Meeting Summary & Thoughts, Doug & BCL, Monday August 21, 2000

From: earth (earth@erowid.org)
Date: Fri Aug 25 2000 - 01:00:03 PDT


Sorry about the delay, I am going to be out of town for 10 days
starting saturday and then drowned in backlog for a few days after
that.

==========

I met with Doug on Monday and we spent a couple hours talking
about OHS. Because I only started with the group in June, Doug spent
the initial part of the meeting going over the full history of Doug's
DKR / Augment projects.

He went through some of his powerpoint slides from the colloqium
and helped me understand a lot about his overview vision of
the reasons as well as some of the pitfalls that have hobbled the
development along the way. Pat had given me some background
information before but it was very helpful to get the story from Doug
and Doug is very pleasant to work with, so it seemed to go very
smoothly.

While we were talking, I took some notes, but spent a lot of
my time wondering what would be useful to summarize about what we
talked about. Does everyone have a pretty good sense of the history?
I'll limit it to just a few details.

Doug first started his development of ideas about the iterative co-evolution
of tools and processes in the late 50s and in 1962 produced the paper
"Augmenting Human Intellect" which is available at:

http://www.histech.rwth-aachen.de/www/quellen/engelbart/ahi62index.html

>From there Doug started actually working with software & computer
designers through the 60s and had in the late 1960s an initial
version of Augment.

Each step of development ran into a wall at some point or another
due to odd corporate and larger processes, but Doug has continued
to champion his cause and kept developing the ideas throughout
the last 40 years.

We talked a little about the problem of having much of the
software developed to reduce the slope of learning curves with
little or no attention on what 'expert use' is like. For tools that
I use every day, I want to learn the most efficient way of
using them and I am constantly annoyed by the lack of direct-key
access to commands or the layout of menus which seem designed
for someone else. Doug shared this frustration.
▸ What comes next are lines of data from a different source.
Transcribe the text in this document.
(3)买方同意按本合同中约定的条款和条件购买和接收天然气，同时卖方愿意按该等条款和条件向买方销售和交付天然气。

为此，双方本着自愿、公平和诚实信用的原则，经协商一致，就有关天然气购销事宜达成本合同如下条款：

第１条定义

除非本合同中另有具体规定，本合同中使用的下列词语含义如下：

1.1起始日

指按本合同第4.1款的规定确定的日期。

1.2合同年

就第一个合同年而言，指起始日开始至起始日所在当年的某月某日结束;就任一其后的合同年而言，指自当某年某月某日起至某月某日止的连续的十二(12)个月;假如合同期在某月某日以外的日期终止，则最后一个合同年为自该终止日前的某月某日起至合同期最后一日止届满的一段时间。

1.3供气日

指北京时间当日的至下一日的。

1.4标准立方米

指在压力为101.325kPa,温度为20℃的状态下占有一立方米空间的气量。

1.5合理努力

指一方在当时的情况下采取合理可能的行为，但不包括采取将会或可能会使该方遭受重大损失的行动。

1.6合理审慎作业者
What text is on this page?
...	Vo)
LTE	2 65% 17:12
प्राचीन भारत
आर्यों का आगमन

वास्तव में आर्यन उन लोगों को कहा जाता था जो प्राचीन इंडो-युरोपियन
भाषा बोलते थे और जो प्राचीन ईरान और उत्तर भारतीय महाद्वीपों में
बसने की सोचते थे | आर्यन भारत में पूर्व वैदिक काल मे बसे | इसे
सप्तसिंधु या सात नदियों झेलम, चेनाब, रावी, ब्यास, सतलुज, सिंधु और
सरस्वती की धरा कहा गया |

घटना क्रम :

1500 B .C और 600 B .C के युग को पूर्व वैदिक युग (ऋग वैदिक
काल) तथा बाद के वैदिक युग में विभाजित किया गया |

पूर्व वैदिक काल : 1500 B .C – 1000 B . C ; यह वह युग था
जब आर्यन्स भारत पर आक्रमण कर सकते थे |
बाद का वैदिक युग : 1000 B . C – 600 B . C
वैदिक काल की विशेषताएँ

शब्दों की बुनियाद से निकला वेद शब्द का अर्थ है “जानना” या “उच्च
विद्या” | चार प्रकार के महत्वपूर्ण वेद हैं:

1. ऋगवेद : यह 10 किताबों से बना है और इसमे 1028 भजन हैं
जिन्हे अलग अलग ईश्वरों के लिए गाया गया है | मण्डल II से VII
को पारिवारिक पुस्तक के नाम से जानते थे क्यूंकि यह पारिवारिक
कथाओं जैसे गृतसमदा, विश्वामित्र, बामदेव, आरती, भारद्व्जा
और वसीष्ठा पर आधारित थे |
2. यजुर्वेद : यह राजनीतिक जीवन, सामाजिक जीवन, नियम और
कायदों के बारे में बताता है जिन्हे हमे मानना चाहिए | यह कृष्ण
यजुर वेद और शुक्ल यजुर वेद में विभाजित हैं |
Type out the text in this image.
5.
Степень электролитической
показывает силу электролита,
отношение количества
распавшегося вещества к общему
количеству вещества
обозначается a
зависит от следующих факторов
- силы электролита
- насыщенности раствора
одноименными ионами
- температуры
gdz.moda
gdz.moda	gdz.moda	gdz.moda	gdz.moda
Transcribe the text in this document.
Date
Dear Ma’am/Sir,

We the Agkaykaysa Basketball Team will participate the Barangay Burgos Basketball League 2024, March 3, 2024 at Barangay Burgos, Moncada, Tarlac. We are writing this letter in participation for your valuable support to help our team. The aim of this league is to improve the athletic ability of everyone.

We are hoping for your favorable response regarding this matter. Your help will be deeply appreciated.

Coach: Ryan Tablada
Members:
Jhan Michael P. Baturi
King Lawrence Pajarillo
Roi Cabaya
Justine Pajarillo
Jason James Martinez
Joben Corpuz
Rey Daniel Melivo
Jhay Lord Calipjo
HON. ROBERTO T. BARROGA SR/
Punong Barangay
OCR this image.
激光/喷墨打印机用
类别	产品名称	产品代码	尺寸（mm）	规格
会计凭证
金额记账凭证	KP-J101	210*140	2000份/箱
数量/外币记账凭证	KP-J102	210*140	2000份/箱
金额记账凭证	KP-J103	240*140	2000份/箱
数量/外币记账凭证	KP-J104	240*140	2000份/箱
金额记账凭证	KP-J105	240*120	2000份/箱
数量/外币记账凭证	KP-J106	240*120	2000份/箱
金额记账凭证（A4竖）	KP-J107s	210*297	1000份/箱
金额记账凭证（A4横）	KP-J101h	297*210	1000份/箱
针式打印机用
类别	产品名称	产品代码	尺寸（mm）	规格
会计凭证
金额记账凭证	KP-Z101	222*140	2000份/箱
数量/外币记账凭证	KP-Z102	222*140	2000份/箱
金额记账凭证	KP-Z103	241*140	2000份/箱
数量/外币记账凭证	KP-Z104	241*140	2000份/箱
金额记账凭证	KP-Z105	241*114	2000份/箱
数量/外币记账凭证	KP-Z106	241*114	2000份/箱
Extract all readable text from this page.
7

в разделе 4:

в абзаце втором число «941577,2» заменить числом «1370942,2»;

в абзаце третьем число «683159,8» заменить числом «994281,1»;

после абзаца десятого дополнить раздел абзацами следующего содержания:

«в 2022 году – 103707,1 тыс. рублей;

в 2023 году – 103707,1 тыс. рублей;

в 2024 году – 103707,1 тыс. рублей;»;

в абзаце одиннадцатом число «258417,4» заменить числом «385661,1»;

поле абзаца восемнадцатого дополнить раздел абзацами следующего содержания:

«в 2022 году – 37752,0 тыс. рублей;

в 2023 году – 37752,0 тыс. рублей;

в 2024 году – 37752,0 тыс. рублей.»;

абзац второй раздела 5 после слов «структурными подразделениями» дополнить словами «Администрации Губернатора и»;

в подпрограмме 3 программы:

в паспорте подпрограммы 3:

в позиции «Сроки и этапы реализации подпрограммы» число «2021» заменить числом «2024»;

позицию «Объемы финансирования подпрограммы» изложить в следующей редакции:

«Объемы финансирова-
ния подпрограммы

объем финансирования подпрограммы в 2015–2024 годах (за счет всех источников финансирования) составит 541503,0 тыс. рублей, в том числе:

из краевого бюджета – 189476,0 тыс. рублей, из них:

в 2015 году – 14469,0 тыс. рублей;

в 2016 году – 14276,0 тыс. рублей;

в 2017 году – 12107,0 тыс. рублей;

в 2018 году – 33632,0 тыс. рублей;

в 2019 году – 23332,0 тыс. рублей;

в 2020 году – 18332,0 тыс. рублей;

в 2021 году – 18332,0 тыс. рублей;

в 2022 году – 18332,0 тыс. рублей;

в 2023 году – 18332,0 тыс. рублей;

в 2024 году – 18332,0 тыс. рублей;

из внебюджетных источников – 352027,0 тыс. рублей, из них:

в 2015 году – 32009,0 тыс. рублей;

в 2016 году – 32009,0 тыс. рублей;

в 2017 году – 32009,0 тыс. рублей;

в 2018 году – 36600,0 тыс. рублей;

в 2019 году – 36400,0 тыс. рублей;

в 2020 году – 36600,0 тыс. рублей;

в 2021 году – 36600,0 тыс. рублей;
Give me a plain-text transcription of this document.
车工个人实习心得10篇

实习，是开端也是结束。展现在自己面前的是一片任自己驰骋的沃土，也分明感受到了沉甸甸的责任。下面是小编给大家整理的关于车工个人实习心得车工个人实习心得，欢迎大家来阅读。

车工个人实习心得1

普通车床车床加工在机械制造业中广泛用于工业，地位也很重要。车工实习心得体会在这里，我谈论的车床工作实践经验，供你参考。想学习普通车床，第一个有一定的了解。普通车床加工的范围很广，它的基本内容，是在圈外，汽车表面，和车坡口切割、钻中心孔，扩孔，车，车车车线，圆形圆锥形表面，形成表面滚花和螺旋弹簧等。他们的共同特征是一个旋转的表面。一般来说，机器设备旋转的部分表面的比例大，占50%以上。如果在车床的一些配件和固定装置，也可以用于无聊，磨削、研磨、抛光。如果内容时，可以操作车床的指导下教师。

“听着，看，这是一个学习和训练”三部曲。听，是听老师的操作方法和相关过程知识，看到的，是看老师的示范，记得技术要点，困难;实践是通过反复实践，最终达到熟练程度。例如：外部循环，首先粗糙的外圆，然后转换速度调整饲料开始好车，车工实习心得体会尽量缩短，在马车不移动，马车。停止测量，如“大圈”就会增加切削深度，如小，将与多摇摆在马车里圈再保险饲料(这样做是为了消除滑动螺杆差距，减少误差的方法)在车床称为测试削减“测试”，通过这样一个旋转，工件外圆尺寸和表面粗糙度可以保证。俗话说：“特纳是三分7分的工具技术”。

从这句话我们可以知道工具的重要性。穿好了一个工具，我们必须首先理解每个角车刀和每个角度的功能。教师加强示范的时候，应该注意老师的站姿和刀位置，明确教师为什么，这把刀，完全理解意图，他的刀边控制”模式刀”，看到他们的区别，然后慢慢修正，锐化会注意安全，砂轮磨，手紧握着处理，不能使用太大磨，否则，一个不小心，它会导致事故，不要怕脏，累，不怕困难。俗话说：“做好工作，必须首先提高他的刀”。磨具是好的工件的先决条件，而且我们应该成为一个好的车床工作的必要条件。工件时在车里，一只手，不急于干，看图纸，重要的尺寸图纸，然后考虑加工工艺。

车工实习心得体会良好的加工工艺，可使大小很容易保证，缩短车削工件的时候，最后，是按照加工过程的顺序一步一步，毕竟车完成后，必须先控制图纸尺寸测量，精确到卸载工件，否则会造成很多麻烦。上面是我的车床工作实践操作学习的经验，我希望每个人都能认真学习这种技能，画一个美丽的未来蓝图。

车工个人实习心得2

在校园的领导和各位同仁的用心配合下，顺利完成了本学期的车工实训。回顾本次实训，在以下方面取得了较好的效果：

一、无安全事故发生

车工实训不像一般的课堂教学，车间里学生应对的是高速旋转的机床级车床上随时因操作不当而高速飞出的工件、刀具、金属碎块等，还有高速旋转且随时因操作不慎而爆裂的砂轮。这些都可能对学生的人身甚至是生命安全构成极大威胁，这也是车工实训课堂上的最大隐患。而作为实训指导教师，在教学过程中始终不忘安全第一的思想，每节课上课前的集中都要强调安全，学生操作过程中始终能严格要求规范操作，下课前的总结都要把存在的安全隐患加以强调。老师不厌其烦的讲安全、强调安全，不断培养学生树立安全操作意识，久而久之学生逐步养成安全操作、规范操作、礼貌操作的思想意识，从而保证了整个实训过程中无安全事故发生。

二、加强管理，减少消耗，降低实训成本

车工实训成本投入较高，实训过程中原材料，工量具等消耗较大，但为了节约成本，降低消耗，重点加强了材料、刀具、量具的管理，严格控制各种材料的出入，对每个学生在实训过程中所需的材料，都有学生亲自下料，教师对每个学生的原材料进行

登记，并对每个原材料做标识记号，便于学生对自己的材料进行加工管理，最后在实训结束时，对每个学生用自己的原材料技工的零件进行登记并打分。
We then spent some time talking about current technologies and
I showed Doug a quick introduction to Javascript and talked a little
about some of the limitations of javascript versus java for the
a thin client. One question Doug had that I couldn't answer is
whether any current javascript DOM allows javascript to find out what
text is selected by the mouse. Obviously javascript is a
very limited language for attempting to implement any serious
Augment candidate, but its an extremely light way to
implement some concepts.

One of the elements of the discussion which surprised me was
that Doug said that he had not been planning on any actual coding
development happen before some financing for the project had
been secured. Although I think that the project will get funding
soon, this seemed somewhat different than what I had understood
to be happening. Doug said he was willing to rethink that, but I
mostly thought it was good to get his view of it explicit so that
it could be discussed if necessary.

Thats about it for the summary.

For my thoughts:

I think the history of the project may have some lessons we
can learn, but I suspect each of us may take away different lessons.
I believe that Doug's project has generated a number of good
concepts, 'technologies', and core designs that can be implemented
as is.

I think that one way to approach the problem of how to implement
technologies and instantiate ideas in a way that won't become
dead ends is to do 3 things (this may be exactly what is happening
and is not intended to be novel):

1) create pseudocode, englishy-code object descriptions, and
technical documentation.

2) instantiate OHS Email Gateway V1 using some of the key features,
with the intention to create something quickly, something light, and
something that can act as a world-useable strawperson to beat up
and use as a launching point for future instantiations. I am pretty
sure this is happening already.

  The work on the OHS Email Gateway V1 does not interfere with
more generic and higher level pseudocode object definitions
which can then act as templates for implementing wider and
wider sets of Augment functionality in various environments.

3) Documentation & publication. Continue to write documentation
for each individual innovation and index the documentation well so
that it can be archived, indexed, etc. This includes trying to
write some pseudo code, a technical description, and an executive
summary indicating what value it adds to the world and how.

I think that this process can bootstrap the ideas in the current
context / climate to get them out and being used and getting additional
groups developing instantiations of the many feature ideas.

so, thems my thoughts. I will be back in September. Feel free
to complete the revolution in my absence.